We agree with the reasoning of the trial court. Section 40-23-l(a)(10) certainly related to Jones’s furnish-and-install contracts. That section read (during the period 1988 to 1991), in pertinent part:

“SALE AT RETAIL OR RETAIL SALE.... The term ‘sale at retail’ or ‘retail sale’ shall also mean and include the withdrawal, use, or consumption of any tangible personal property by any one who purchases same at wholesale .... ”

See Ala. Acts 1986, Act No. 86-689.

Morgan County’s attempts to distinguish this case from Sizemore are unpersuasive. Morgan County argues, however, that the Department’s Regulation 810-6-1-66(2) denies Jones any reliance on Sizemore.
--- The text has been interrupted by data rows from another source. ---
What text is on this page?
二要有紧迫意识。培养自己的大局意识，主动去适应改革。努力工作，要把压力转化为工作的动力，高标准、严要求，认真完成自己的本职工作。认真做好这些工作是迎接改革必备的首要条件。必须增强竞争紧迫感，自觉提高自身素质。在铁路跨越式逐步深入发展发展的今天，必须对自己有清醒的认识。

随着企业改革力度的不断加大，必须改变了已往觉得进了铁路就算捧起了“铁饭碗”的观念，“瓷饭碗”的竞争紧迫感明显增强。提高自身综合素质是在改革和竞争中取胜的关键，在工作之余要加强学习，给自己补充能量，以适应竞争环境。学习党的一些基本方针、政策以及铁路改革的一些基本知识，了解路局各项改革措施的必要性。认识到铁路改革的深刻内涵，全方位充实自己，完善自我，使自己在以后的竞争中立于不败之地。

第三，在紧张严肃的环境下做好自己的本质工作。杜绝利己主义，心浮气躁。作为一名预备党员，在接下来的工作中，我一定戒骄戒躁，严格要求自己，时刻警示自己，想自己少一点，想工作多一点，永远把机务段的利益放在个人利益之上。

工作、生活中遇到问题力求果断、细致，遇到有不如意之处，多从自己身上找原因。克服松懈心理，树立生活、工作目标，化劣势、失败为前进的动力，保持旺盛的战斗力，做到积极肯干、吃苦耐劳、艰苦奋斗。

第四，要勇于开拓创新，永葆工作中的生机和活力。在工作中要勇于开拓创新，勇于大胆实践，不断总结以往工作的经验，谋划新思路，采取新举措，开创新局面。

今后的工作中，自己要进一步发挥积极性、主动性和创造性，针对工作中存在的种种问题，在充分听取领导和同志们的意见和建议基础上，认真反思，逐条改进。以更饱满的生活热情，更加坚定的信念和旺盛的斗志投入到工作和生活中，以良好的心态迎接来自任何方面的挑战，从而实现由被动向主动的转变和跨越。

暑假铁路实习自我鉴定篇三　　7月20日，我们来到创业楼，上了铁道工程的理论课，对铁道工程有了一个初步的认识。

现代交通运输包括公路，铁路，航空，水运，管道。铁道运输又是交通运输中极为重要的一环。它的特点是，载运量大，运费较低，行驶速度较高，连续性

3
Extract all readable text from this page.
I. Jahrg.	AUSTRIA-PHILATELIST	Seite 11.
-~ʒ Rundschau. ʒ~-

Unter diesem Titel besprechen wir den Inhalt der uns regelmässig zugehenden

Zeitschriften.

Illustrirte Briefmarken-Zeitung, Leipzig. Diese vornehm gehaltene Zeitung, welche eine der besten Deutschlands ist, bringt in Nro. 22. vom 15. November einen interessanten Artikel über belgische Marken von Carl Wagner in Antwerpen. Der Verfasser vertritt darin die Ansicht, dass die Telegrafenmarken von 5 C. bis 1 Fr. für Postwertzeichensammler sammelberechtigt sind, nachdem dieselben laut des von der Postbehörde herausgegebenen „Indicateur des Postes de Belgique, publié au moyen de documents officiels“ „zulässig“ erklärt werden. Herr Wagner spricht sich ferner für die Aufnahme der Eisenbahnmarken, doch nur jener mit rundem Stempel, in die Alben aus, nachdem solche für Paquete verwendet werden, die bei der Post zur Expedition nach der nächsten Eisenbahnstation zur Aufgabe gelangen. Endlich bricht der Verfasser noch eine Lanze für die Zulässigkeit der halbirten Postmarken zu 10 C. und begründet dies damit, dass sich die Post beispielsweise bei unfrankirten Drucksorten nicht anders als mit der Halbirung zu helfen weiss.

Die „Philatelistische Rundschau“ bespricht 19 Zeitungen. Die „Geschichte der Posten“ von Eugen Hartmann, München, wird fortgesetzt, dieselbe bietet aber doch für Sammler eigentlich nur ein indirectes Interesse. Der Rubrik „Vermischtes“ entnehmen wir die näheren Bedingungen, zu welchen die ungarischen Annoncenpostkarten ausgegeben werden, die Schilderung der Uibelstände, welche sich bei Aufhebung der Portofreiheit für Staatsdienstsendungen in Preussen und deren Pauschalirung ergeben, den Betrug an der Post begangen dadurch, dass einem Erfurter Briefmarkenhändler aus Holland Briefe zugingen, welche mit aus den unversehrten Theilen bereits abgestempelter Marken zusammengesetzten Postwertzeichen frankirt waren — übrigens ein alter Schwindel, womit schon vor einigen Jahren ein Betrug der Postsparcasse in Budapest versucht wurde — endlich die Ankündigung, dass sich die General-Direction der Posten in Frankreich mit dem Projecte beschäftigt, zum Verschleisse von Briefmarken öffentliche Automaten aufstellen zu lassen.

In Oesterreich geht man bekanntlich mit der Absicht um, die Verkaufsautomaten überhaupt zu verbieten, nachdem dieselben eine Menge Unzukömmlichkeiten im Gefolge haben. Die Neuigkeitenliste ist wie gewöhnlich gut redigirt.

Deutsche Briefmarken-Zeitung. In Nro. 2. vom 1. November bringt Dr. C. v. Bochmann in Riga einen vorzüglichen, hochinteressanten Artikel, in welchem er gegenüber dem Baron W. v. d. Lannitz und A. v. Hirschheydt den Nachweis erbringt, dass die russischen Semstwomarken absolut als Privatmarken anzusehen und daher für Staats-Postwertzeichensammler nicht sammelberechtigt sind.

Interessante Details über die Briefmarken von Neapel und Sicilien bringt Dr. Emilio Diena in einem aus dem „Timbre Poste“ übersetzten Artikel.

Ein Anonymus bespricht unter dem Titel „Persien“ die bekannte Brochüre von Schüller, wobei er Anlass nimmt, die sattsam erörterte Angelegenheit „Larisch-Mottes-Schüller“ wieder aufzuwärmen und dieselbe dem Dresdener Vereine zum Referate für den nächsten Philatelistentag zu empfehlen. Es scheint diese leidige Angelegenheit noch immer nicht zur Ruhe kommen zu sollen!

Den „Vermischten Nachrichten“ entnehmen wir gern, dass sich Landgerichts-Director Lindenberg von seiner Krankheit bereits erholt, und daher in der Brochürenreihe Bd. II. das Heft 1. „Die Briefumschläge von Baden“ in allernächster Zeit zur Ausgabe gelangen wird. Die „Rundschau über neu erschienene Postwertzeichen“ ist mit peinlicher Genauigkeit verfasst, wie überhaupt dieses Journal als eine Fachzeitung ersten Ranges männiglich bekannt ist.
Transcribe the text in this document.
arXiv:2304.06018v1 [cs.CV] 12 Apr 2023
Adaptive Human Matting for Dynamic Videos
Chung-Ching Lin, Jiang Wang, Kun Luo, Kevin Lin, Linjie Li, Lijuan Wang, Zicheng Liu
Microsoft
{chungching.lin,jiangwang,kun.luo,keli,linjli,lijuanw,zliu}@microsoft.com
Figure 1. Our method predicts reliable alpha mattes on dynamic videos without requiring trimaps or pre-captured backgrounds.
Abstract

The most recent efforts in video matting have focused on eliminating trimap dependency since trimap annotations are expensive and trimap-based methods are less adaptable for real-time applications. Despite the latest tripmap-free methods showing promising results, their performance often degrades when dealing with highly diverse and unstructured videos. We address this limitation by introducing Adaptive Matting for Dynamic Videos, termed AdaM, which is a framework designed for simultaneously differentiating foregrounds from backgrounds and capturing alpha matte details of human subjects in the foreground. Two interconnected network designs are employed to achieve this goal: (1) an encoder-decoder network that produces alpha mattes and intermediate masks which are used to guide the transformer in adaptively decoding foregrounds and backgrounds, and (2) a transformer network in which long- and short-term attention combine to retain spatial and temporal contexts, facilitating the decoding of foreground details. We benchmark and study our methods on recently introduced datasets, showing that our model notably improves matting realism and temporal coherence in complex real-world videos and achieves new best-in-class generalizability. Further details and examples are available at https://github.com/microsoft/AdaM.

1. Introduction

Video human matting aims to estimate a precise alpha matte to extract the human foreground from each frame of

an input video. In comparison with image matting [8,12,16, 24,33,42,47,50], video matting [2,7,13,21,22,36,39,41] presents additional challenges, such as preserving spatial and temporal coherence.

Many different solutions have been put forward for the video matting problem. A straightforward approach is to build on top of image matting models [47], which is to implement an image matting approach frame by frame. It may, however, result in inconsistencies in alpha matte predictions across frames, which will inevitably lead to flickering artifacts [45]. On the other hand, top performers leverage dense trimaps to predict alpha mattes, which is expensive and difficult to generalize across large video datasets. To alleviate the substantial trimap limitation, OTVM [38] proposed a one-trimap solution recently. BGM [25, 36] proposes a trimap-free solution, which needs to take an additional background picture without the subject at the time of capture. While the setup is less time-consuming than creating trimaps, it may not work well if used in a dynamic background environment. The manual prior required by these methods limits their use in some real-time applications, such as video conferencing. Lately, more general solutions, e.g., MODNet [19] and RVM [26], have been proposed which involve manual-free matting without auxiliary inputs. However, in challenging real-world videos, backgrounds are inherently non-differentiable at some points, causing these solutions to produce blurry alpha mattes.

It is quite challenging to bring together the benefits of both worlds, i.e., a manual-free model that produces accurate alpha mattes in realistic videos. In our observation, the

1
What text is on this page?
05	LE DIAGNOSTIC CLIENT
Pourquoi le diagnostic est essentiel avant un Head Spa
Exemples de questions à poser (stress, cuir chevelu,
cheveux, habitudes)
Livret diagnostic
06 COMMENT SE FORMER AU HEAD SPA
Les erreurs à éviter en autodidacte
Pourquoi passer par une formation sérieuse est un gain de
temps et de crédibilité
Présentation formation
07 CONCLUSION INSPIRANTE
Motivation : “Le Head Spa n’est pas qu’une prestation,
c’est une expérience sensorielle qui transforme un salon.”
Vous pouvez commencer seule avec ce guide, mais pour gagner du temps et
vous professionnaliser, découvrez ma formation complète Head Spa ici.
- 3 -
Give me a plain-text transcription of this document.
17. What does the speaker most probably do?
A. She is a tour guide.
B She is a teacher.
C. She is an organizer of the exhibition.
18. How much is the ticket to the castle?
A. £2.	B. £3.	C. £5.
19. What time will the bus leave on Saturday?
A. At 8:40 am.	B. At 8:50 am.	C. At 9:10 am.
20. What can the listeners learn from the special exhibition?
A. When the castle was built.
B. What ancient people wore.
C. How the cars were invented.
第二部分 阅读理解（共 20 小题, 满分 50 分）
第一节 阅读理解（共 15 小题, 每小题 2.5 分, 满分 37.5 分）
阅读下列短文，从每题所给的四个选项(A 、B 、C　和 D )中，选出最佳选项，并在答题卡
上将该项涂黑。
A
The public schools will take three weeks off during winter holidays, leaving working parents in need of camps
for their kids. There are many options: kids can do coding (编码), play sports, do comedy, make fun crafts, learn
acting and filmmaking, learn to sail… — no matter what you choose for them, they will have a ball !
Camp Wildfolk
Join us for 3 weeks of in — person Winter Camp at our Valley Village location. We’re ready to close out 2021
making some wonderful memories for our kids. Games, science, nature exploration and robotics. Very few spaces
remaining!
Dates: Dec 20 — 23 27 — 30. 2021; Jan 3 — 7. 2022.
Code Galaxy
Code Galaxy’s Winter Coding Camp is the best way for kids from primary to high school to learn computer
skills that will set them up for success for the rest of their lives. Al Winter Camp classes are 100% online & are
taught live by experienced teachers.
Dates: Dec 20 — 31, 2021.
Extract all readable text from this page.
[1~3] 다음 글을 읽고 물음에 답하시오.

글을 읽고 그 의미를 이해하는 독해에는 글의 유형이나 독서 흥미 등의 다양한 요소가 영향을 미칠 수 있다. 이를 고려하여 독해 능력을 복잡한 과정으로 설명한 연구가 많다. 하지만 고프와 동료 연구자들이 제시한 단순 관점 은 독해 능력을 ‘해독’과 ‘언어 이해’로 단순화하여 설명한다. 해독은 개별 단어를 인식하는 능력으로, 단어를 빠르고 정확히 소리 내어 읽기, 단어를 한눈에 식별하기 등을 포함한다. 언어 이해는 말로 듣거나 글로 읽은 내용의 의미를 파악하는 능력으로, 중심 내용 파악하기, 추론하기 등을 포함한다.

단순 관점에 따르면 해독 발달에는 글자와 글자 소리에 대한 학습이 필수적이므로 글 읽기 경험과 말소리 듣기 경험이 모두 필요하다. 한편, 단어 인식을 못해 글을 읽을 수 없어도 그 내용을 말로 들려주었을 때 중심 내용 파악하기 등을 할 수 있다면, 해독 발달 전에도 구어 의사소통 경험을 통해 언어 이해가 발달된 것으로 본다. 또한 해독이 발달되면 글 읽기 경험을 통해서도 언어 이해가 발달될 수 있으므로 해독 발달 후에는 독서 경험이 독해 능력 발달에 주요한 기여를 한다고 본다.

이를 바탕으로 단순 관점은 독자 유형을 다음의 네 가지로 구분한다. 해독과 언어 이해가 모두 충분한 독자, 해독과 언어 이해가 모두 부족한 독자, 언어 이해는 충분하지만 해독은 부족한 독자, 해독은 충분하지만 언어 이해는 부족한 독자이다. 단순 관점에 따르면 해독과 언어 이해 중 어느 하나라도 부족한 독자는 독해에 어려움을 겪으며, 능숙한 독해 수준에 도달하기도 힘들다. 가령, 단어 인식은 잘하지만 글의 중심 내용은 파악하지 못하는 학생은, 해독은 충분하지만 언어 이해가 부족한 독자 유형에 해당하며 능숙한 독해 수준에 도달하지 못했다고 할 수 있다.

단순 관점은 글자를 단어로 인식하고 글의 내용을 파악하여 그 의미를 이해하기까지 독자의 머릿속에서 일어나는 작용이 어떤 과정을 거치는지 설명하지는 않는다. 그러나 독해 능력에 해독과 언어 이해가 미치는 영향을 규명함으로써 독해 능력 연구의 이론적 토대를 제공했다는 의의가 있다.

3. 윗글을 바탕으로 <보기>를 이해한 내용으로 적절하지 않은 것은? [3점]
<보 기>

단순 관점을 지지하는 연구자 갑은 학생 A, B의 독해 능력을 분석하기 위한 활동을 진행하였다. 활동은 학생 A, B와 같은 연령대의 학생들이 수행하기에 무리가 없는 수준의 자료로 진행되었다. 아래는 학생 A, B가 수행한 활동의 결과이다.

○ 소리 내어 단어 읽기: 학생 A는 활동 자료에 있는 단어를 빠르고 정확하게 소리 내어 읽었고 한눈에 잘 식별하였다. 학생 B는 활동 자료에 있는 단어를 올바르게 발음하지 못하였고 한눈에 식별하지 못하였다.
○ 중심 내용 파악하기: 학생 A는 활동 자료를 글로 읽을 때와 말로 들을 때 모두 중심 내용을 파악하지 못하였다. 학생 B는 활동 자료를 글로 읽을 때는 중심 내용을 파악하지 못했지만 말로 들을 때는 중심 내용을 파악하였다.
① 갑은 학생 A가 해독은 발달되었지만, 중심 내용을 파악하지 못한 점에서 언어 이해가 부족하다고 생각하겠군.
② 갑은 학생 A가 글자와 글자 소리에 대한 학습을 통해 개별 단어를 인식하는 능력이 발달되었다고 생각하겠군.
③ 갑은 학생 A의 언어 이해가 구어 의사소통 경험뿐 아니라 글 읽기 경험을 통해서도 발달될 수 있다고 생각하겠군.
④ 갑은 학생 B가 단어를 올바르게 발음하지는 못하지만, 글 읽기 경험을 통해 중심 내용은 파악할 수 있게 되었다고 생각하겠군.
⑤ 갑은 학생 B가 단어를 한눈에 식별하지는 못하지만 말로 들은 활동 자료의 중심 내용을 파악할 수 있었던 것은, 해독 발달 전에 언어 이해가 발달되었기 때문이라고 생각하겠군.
That regulation, which was in effect during the period at issue, provided:

“In case a vendor or manufacturer of fencing materials is both selling materials to others for installation by them and furnishing and installing the materials under contract all purchases of fencing materials are at wholesale, tax free. Thereafter, both sales to others and withdrawals for use under installation contracts are to be reported as taxable sales to the Department of Revenue.”

While this regulation does tell us that these “withdrawals” are taxable sales to be reported to the Department, the regulation does not give sufficient guidance concerning which county will ultimately receive the county sales tax when the installation contract is to be performed in a county other than the county where the inventory is maintained.

The trial court properly entered the summary judgment for Jones.

AFFIRMED.

HOOPER, C.J., and COOK, SEE, LYONS, BROWN, and JOHNSTONE, JJ., concur. MADDOX, J., concurs in part and dissents in part.





Concurrence in Part

MADDOX, Justice

(concurring in part and dissenting in part).

The majority holds, consistent with Ex parte Sizemore, 605 So.2d 1221 (Ala.1992), that the taxpayer in this case is not responsible for paying the assessment of taxes due for the period in question. I wrote specially in Sizemore. Although I concurred with the Sizemore majority’s conclusion that in cases such as this the tax is due, under the withdrawal provisions of § 40-23-l(a)(10), Ala.Code 1975, in the county where the material was withdrawn from inventory, I dissented from that part of the Sizemore opinion holding that, because the law had previously been unclear, the taxpayer was not responsible for paying past-due taxes. I wrote:

“I cannot agree ... that the decision [that the withdrawal sales tax was due in the county where the material was withdrawn from inventory] should apply only prospectively. I believe that the law was clear at the time of the taxable event, and I would not excuse this taxpayer from having to pay the tax.”

Sizemore, 605 So.2d at 1230. Accordingly, to the extent that today’s opinion affirms the circuit court’s holding that sales tax was due in the county in which the fence material was withdrawn from inventory, I concur. However, I must respectfully dissent from the holding that the taxpayer is due a refund. For a more thorough explanation of my views on this issue, see my special writing in Sizemore.